Ultimately, whatever scares stupid people about the Twitterverse comes from the flesh-world, not independently. One can make the half-assed sociological case that Internet anonymity gives people less of a filter and doesn't force them to take responsibility for their words, but that's anonymity's fault, and that problem's haunted us forever. We've managed to cope anyway, at least to the point of being a species functional enough to invent the Internet. But now the ability to post hateful rants under the nom de guerre of "dudeskater1992" heralds the downfall of civilization? Aren't we getting a tad ahead of ourselves here? Doesn't the recent, painful but unsurprising, revelation that our fancy futuristic Apple computers are manufactured in sweatshops, in China, where the workers put in 18-hour-days on insufficient protein and are fired if they try to unionize, emphasize that a) the power dynamics of the pre-digital world are still very much with us and b) they ain't that great, so what exactly do you think you're mourning?

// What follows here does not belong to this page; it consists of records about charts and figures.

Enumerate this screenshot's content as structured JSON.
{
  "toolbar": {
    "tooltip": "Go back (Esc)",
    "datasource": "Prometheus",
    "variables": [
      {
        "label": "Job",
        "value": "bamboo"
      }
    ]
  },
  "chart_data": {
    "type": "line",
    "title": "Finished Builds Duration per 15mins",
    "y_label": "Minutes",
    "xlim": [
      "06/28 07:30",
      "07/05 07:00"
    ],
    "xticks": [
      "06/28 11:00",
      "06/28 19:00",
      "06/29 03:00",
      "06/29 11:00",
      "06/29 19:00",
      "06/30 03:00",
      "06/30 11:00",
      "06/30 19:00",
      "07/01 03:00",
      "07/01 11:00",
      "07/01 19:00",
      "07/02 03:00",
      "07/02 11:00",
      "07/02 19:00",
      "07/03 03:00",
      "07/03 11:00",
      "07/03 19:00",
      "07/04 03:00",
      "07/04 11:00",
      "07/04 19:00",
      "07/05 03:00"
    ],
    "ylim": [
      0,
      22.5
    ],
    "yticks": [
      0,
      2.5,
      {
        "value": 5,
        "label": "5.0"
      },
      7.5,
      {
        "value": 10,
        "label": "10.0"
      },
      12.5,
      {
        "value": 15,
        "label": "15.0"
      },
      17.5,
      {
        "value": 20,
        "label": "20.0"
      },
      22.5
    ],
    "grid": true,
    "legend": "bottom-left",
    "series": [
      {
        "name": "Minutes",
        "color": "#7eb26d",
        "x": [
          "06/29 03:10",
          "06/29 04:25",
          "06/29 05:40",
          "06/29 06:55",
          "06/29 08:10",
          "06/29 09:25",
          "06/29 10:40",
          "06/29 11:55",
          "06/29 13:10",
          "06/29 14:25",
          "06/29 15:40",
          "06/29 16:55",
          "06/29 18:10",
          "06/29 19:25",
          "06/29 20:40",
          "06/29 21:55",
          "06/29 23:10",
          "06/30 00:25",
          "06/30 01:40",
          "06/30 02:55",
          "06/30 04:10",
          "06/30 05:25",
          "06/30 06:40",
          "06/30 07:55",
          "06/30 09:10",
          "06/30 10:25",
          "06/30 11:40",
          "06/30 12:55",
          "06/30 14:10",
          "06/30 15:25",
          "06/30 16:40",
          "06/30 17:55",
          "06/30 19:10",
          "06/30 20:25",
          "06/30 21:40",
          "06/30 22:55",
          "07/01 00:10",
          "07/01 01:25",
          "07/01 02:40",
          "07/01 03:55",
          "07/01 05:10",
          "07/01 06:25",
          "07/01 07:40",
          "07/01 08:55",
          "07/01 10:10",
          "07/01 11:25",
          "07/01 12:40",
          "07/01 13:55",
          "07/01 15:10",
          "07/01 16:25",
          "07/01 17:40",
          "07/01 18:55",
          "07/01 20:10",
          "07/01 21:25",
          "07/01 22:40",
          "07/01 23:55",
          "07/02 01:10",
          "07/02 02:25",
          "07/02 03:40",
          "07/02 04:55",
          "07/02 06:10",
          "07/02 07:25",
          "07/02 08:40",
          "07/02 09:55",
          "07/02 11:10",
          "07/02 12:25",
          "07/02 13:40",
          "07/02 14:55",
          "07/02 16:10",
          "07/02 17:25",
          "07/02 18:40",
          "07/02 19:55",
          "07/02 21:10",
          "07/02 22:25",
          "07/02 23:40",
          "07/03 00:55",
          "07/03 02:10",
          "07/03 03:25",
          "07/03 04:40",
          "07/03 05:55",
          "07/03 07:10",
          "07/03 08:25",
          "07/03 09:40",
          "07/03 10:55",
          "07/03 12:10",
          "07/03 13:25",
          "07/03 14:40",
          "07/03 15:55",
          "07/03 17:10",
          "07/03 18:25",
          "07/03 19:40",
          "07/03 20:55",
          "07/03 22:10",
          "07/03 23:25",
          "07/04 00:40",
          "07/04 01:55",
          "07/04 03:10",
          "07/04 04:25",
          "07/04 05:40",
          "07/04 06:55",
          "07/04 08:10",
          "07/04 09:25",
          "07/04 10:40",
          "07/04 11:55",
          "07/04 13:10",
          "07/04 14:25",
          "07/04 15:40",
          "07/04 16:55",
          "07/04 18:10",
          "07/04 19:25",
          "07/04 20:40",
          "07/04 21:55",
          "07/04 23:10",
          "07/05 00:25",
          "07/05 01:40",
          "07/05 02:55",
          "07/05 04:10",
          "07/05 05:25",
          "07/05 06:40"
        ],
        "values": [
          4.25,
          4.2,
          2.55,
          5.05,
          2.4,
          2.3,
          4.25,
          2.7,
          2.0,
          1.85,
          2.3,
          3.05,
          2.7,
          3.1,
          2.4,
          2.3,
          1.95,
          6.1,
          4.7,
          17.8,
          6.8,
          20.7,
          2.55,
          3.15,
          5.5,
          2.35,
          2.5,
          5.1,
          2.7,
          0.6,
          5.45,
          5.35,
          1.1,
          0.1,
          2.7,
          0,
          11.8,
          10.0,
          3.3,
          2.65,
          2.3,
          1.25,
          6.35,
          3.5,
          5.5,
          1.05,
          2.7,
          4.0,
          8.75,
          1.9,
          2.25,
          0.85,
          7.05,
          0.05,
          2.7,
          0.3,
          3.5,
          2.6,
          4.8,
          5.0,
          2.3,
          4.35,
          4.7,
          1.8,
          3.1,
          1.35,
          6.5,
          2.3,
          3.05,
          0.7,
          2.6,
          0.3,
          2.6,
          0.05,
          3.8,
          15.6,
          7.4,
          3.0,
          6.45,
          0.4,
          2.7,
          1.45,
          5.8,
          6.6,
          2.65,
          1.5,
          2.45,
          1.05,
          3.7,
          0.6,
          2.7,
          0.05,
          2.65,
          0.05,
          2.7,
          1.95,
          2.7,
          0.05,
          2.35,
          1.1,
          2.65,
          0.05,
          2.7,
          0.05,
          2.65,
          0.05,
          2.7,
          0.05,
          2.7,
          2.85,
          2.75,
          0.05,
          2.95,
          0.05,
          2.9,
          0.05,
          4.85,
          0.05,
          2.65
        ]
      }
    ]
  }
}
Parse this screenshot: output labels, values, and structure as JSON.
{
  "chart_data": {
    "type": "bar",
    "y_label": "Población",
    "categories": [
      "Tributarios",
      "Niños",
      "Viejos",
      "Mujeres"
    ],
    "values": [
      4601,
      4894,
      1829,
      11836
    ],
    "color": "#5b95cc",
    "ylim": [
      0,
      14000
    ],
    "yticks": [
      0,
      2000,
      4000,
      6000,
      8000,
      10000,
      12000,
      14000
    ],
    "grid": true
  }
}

The staggering irony with all this techno-phobic discourse is that it only makes sense if you conceive of the world in purely online fashion; once you confront the tenacious physicality of, say, sweatshops, the ephemeral world seems a lot less dangerous than the tangible one. After all, many of us wouldn't have learned of Apple's human rights abuses without the use of an Apple product. That's another bitter irony, but it's not out of keeping with the rest of our history, in which modes of communication and social/political power have been inextricably intertwined. I actually think we've become much more aware of that danger and more adept at prying the two apart: the Arab Spring is the obvious example, but there's also Mitt Romney, who would be getting much more sleep (or time nestled into his handy portable charger) in a world without universally accessible, instantly viral-ized video of him saying things that directly contradict what he said today. Let's keep in mind that the Internet offers us a dialectical opportunity, not a didactic one; there is a relationship between offline and online, not a one-way soul-magnet that leads to the withering of all things physical.

So let's get physical (baby). We are dealing here with servers, monitors (of various shapes and portability), motherboards, assorted cables and fibers, the now age-old electrical grid, and signals. Even if the last one gives you a pre-atomic shiver of non-being, I see nothing in this arrangement that promises to rewire our brains along with our offices. Unless, of course, you add uranium.

And that's what most deeply angers me about this sort of fear-mongering. Should we be wary of unlocking the power to change, at will, how our species does business at the micro and macro level? Well, Harry Truman ordered tens of thousands of people incinerated, instantly, to make a point to their emperor, 67 years ago, so I think that ship has sailed. It's nothing short of arrogance to assume that today's inventions and innovations are going to be the ones that fundamentally throw society off the rails; it's hubris on a generational level that is, ironically, directly inherited from previous generations, all of whom were dead wrong. They were wrong about the telegraph. They were wrong about the telephone. They were wrong about the television. And they are wrong about Twitter. When I say they were wrong, I am not saying that those inventions did not have galvanizing, transformative impact (of course they did), but that they did not, as they were definitely going to, change the basic building blocks of how human beings experience and operate in the world, let alone do so in a manner that heralded the anti-Renaissance of human thought and culture. Get over yourselves. If this is the generation that brings the house down, it will be because of carbon and/or uranium, not silicon.